16 Apr 2020 Positive move for hunting and conservation in Poland: Proposal to allow U-18s participate in hunting in Poland moves to next stage
Brussels, 16 April 2020 – Today, deputies from the Polish Sejm – the lower house of the Polish Parliament – voted on a proposal to change the Polish hunting law to allow those under 18 years of age to be present or participate at hunts with the consent of the parents or legal guardians. The proposal emerged from the Committee on Legislative Initiative “Promoting Hunting Tradition”.
The decision was adopted by 270 votes to 171, with 8 abstentions (the motion to reject the draft in its entirety was voted against, i.e. the majority voted against it). The voting result is here.
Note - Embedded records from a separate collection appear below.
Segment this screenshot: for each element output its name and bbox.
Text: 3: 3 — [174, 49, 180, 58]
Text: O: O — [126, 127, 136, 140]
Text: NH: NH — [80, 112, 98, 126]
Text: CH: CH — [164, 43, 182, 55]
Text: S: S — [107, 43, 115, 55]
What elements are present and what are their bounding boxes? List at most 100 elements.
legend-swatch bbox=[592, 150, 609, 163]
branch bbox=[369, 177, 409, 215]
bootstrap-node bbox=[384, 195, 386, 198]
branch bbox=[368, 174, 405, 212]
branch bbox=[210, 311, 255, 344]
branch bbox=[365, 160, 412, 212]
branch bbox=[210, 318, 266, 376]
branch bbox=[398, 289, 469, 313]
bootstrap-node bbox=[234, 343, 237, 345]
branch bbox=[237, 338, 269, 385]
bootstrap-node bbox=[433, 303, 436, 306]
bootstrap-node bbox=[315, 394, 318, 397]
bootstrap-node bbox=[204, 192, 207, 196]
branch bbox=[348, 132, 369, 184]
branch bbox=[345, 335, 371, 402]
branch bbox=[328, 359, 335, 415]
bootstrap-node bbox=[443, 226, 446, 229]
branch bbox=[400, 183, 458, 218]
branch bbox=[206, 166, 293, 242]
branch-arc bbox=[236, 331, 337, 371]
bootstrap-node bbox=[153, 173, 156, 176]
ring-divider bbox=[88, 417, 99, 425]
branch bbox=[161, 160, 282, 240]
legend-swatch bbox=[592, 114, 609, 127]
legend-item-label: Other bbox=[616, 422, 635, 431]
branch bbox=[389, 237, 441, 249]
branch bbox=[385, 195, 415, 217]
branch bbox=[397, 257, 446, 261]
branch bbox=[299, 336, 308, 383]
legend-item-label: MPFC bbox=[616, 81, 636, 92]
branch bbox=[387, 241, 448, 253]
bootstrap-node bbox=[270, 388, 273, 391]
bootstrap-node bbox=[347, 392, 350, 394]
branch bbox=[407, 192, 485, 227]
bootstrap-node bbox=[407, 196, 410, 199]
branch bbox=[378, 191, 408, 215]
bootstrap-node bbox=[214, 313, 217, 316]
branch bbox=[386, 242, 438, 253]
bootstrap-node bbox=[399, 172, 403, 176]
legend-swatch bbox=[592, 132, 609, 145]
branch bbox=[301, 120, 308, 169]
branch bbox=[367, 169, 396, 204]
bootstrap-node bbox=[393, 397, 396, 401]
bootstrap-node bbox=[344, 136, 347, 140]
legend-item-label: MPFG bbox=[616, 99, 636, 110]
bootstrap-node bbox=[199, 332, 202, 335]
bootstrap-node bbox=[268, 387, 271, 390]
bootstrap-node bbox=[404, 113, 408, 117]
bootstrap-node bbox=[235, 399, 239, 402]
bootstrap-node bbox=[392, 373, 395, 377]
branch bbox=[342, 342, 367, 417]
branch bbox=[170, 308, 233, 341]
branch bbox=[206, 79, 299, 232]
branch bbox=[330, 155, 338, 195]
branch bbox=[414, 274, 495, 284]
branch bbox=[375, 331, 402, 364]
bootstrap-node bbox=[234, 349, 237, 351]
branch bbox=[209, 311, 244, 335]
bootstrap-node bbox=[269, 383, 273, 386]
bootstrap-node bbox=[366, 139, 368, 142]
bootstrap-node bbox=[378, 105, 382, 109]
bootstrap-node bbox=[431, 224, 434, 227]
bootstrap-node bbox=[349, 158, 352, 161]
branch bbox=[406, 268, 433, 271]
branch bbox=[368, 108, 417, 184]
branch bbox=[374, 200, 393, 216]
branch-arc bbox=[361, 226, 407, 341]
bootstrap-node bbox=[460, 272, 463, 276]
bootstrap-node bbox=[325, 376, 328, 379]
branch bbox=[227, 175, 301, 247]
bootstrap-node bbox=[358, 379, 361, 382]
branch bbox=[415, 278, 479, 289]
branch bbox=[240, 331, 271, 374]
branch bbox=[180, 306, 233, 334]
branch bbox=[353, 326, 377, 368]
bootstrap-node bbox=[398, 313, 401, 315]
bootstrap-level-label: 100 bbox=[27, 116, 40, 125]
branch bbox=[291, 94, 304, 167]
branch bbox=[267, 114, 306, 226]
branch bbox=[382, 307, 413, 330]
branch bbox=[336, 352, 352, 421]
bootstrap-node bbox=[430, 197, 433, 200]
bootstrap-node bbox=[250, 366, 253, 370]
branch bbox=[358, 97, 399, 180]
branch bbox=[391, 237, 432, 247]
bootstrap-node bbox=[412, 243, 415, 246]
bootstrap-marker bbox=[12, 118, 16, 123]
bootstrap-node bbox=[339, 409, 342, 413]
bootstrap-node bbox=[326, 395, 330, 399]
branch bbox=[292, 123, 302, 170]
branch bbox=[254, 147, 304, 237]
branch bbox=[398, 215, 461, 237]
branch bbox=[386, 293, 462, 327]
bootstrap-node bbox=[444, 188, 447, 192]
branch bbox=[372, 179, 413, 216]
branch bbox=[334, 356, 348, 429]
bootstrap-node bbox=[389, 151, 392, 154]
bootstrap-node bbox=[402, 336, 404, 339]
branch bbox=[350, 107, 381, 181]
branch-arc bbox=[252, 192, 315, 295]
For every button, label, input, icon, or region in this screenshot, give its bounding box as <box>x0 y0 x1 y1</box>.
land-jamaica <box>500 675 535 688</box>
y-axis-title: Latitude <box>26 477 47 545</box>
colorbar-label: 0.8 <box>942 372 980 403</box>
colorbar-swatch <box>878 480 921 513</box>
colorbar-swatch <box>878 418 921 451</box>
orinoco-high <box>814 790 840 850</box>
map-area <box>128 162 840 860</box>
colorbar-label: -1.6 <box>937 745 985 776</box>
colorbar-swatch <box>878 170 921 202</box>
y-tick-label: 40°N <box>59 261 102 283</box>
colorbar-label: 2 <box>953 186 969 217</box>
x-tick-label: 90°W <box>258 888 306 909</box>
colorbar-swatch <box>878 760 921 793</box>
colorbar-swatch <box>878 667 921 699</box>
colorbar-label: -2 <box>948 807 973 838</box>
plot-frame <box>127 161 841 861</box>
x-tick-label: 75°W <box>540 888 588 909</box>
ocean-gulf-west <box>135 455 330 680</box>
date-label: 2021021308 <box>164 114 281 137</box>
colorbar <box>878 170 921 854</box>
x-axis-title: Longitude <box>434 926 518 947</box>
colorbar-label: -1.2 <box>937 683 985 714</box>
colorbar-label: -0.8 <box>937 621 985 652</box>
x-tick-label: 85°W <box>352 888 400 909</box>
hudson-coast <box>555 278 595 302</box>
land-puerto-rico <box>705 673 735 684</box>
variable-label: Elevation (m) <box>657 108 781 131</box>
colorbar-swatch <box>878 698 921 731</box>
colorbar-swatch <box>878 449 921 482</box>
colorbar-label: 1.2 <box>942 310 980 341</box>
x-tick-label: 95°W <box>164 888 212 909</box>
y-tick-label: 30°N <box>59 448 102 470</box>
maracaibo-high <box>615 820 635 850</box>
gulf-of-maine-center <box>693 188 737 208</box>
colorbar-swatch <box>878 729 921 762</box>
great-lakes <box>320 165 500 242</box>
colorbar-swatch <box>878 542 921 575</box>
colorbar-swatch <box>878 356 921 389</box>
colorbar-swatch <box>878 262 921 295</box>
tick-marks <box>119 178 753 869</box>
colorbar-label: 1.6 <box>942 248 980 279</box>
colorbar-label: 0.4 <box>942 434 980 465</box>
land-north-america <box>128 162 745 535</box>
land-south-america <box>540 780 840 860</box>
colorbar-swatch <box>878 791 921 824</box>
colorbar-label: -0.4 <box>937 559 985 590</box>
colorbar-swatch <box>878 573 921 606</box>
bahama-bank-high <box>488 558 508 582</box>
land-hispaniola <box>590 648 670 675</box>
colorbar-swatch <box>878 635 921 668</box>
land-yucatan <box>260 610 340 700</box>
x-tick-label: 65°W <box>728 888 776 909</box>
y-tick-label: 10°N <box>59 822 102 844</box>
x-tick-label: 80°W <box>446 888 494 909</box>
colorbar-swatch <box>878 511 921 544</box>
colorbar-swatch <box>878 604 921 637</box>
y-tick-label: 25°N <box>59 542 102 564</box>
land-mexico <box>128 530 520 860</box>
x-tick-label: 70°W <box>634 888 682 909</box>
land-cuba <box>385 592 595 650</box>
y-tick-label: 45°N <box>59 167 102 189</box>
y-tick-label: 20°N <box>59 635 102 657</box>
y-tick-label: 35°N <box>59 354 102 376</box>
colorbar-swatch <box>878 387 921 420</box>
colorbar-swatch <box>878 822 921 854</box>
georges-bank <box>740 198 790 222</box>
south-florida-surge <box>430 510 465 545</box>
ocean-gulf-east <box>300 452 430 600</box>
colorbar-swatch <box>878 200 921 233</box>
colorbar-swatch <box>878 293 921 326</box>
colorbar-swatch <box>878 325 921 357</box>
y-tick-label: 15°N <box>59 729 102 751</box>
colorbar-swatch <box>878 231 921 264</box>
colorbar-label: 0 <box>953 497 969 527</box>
The draft amendment will now be considered by the Committee for Environmental Protection, Natural Resources and Forestry. Nothing is guaranteed, but today’s decision is an important and successful first step.
FACE played an active role with its Member, the Polish Hunting Association – Polski Zwiazek Lowiecki. Together with the FACE Vice President for Poland, Mr. Jarosław Kuczaj, FACE communicated with all members of the lower house of the Polish parliament.
Poland is the only European country to impose a minimum age of 18 years old to be allowed to be present during a hunt. For FACE and the Polish Hunting Association, today’s news is a step in the right direction, in particular because Poland is coming in line with the rest of Europe by ensuring hunting is open to those of all ages.
Andżelika Możdżanowska, Member of the European Parliament, Vice President of the European Parliament’s “Biodiversity, Hunting, Countryside” Intergroup expressed her strong support for this proposal in a letter which she published openly today. The letter was co-signed by Álvaro Amaro, Member of the European Parliament and President of the “Biodiversity, Hunting, Countryside” Intergroup.
Currently, there is a growing trend in youth engagement in hunting in European countries and Europe’s national hunting associations are actively promoting youth in hunting. The participation of youth in hunting is widely recognised as providing key knowledge about nature and a deep understanding of wildlife management and animal welfare. It is not only positive for children’s mental health, but also their physical development particularly at a time when young people are spending less and less time outdoors.